K. Menggabungkan Niat Aqiqah dan Qurban
Ada dua pendapat ulama tentang masalah tersebut. 
Pendapat pertama mengatakan: Qurban juga mencukupi Aqiqah.
Ulama yang berpendapat: Imam Ahmad, Abu Hanifah, al-Hasan al-Basri, Ibnu Sirin, Qatadah dan beberapa yang lainnya.
Ini masalah manggabung dua niat dalam satu ibadah yang sejenis maka sah, seperti seseorang yang masuk ke masjid lalu dia niat sholat tahiyatul masjid dan sunnah rawatib maka sah dan mendapatkan pahala keduanya.
Pendapat kedua mengatakan tidak sah.
Ulama yang berpendapat: Imam Syafi’i, Imam Malik dan salah satu riwayat dari Imam Ahmad. Alasannya karena keduanya mempunyai tujuan yang berbeda  dan sebab yang berbeda: qurban adalah tebusan untuk diri sendiri sedangkan aqiqah adalah tebusan untuk anak yang lahir, dengan menggabungkannya, akan mengaburkan tujuannya. 

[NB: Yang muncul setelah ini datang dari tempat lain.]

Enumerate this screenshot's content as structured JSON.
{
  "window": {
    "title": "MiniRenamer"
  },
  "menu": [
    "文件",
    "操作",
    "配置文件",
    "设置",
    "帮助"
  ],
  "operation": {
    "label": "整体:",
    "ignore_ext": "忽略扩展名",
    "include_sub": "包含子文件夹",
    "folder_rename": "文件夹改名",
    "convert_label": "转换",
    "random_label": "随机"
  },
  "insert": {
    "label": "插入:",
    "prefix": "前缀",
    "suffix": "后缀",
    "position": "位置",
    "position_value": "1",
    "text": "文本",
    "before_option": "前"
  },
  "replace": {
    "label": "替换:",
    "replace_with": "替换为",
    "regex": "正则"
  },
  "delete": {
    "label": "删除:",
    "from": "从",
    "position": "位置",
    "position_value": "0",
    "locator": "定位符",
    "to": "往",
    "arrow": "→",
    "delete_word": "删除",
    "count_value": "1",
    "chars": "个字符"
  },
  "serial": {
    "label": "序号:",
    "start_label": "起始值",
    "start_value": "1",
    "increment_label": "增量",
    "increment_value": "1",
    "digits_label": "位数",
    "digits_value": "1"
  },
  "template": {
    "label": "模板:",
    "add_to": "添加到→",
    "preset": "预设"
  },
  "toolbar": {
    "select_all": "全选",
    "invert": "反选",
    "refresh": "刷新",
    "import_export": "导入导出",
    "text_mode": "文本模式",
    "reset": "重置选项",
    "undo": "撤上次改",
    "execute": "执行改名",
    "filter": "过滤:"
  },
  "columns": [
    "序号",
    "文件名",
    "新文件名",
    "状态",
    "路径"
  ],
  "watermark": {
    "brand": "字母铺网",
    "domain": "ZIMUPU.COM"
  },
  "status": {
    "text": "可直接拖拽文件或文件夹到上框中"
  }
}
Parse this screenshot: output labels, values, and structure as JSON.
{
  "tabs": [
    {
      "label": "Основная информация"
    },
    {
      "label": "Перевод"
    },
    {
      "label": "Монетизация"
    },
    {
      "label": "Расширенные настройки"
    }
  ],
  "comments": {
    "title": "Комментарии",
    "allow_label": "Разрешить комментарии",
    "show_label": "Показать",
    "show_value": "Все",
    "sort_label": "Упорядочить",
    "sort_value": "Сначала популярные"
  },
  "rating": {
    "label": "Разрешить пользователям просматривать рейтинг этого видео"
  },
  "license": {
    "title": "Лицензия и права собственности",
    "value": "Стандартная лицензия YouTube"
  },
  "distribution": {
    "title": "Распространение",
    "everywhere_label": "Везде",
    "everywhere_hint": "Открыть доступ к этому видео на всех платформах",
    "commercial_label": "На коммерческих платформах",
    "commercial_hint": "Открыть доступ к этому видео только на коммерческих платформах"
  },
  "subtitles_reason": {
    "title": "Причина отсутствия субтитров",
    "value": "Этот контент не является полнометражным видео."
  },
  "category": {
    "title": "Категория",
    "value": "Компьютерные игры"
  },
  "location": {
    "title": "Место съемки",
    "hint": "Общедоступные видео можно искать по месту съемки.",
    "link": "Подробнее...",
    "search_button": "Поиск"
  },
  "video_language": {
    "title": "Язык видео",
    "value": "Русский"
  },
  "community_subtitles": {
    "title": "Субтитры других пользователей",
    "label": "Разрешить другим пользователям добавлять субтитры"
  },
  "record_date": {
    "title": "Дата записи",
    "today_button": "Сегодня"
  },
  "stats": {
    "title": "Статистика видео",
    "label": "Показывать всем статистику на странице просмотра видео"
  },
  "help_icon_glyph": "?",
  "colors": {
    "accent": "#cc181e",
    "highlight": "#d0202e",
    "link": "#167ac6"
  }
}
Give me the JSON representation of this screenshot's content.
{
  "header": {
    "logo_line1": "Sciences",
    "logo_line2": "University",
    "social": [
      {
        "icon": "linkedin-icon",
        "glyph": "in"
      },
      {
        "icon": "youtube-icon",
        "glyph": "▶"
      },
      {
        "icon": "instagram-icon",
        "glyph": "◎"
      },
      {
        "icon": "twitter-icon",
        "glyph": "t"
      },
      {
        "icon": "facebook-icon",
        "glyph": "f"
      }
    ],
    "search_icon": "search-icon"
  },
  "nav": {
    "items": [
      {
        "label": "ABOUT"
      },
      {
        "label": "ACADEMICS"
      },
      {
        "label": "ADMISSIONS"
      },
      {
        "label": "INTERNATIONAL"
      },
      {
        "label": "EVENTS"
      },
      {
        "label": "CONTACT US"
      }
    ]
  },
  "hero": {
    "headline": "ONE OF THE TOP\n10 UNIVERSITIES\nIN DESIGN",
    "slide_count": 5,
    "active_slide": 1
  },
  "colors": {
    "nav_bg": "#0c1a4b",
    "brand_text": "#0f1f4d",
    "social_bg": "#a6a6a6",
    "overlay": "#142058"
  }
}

Ini berbeda dengan menggabung dua sholat sunnah, karena tahiyatul masjid bukanlah sholat yang menjadi tujuan utama, itu hanya pelengkap masuk masjid sehingga bisa terlaksana bersama dengan shalat lainnya.
Yang Terbaik: Jika Anda seorang yang mampu, hendaklah memisahkan antara Aqiqah dan qurban. Namun jika tergolong tidak mampu, maka boleh memilih pendapat yang pertama.